[vbox-dev] Chromium WindowDestroy

[Leonid]

Chris Smowton <cs448 at ...> writes:

> I just finished coding a similar solution, I'll see how our changes
> compare :)
> 
> In the course of doing so, I got to know the render SPU's "default
> window," which it creates at startup and uses to perform real-libGL
> MakeCurrents when the client hasn't sent us a WindowCreate yet, and the
> client might send GL commands which are legal without a current context
> (e.g. create/destroy-context) which on the server are executed using GL
> commands which *do* require a current context -- like the
> previous example with state_diff using glEnable and other state
> functions.
> 
> This looks like a minor problem -- a client could skip issuing a
> WindowCreate and start sending rendering commands, and the render SPU
> would map the default window. The default window is not a child of the
> VBox guest display window, so there would just be a random top-level
> window containing the guest's 3D content. It seems to me the guest
> shouldn't be able to "escape" its bounds like this, even cosmetically

Might add some checks or switch to a nop dispatch table in such cases or make 
sure default window is never visible, anyway that's really a minor issue as we 
don't want to behave exactly like a real gpu drivers here, for ex. like the 
segfaults you've observed when a bound window was destroyed.

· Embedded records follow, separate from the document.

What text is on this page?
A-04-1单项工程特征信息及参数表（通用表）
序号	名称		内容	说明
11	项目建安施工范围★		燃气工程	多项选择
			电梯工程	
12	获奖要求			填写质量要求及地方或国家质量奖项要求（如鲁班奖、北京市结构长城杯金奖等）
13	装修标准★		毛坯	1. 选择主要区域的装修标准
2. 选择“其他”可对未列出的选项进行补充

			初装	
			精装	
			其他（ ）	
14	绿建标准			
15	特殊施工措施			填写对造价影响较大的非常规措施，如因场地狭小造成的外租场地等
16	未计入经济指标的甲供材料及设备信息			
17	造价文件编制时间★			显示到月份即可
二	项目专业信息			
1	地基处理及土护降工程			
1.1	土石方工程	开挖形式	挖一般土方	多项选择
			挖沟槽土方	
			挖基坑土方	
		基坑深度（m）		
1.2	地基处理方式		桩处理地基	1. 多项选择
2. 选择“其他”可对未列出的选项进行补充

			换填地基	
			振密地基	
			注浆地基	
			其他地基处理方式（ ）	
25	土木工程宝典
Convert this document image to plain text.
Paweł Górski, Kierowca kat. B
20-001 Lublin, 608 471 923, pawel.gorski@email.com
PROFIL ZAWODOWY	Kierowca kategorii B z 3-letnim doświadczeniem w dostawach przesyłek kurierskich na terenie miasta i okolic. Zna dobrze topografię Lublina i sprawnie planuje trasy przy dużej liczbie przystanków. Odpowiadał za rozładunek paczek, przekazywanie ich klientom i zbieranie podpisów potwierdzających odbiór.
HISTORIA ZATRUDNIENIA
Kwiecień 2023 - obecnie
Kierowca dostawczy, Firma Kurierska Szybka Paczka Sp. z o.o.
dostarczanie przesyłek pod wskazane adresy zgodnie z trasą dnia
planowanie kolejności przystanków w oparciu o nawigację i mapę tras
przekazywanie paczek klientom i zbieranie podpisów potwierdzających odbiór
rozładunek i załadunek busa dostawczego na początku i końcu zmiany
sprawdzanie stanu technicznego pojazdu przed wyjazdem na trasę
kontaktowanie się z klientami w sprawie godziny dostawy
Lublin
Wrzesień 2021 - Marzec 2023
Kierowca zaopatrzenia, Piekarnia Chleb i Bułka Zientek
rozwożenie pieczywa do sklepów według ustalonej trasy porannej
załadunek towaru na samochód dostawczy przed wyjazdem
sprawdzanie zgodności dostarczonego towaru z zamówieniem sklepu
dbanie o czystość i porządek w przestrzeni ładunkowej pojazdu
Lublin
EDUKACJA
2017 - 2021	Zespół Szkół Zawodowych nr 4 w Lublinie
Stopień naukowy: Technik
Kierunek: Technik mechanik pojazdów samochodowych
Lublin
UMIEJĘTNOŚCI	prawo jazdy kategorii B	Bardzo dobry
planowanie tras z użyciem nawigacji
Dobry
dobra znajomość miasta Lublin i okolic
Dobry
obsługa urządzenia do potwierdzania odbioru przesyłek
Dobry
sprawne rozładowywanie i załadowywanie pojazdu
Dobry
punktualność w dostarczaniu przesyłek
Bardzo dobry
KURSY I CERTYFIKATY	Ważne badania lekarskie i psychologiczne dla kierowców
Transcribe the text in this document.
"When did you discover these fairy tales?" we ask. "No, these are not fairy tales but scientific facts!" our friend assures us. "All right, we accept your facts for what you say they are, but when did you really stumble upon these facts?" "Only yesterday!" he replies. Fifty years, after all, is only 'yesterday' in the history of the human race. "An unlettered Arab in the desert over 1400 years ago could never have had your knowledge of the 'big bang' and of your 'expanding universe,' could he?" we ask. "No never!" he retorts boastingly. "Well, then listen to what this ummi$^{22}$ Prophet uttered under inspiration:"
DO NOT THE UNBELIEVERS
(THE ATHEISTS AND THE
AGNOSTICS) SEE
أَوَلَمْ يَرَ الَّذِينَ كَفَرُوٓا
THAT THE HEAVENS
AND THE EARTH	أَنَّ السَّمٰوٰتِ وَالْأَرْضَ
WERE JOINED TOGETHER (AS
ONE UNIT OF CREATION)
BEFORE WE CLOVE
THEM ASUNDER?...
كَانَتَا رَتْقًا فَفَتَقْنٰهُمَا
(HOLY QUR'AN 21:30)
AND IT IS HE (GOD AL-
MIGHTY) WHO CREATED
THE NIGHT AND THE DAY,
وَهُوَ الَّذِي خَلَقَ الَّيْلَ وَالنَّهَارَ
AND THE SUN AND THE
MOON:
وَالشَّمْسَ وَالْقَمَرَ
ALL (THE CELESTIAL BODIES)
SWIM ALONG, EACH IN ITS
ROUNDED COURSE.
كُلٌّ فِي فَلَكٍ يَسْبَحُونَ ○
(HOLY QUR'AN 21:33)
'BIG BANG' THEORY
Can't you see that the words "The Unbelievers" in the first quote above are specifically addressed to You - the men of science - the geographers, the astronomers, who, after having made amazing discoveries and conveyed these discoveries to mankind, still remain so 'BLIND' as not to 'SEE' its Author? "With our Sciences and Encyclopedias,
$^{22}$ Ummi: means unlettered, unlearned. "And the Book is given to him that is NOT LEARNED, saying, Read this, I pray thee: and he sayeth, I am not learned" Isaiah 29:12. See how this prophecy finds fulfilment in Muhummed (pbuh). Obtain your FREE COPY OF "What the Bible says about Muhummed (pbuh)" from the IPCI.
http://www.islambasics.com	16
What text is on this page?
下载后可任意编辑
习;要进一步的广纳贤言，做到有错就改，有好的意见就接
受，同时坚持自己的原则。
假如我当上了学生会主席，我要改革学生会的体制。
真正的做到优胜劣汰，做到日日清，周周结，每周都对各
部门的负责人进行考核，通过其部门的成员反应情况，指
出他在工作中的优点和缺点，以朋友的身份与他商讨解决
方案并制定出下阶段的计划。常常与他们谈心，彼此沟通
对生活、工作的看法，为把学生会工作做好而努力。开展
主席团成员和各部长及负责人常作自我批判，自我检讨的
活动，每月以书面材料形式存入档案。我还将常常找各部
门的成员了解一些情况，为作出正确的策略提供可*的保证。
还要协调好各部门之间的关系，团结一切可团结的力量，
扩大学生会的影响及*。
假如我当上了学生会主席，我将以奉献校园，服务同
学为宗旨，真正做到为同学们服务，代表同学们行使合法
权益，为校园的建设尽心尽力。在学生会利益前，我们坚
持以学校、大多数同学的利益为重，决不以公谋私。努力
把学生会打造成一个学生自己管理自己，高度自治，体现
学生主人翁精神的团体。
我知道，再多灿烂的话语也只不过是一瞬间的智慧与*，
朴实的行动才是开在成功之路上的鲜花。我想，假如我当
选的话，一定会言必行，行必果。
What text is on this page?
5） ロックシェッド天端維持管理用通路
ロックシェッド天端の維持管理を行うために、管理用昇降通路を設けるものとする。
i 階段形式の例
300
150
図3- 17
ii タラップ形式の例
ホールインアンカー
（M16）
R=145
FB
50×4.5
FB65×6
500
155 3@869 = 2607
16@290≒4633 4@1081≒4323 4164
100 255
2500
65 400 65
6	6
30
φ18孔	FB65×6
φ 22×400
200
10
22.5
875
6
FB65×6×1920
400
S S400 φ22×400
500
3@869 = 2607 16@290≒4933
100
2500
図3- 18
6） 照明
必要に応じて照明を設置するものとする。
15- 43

> A guest could run a regular GL program (say, gears,) and a malicious program.
> The malicious program could simply guess at GL's CrWindow ID and send a
> WindowDestroy; the server would then regard that as an out-of-thread destroy,
> and zap gears' window, which would then try to draw illegally -- and in fact,
> hit the default zero-window, according to your new fix. This seems to me as
> though it's allowing processes within one VM to violate the isolation which
> their operating system is supposed to provide. The same ID-guessing game
> could be played with contexts, and possibly other resources like textures (I
> haven't investigated how they're named by Cr yet). 

Not really the case, window create/destroy ain't exported in the guest lib. At 
the moment it's possible to getprocadress those functions but it could be 
disabled. And if you'd talk about custom build app using lib sources...well 
there're really easier ways to ruin host service in such case.

IDs sharing/quessing is really another issue. Some of those are not that easy 
to separate, for example texture ids...it's valid to use *any* id which 
application chooses, it might be a value returned by glGenTextures but not 
necessary. So 1 client could really enumerate whole textures namespace if it 
wants to.

Anyway there're plans to have separate host thread for every client opengl 
thread, main reason though is to have a dedicated host opengl context per guest 
context. At the same time it'd solve some of the IDs sharing issues.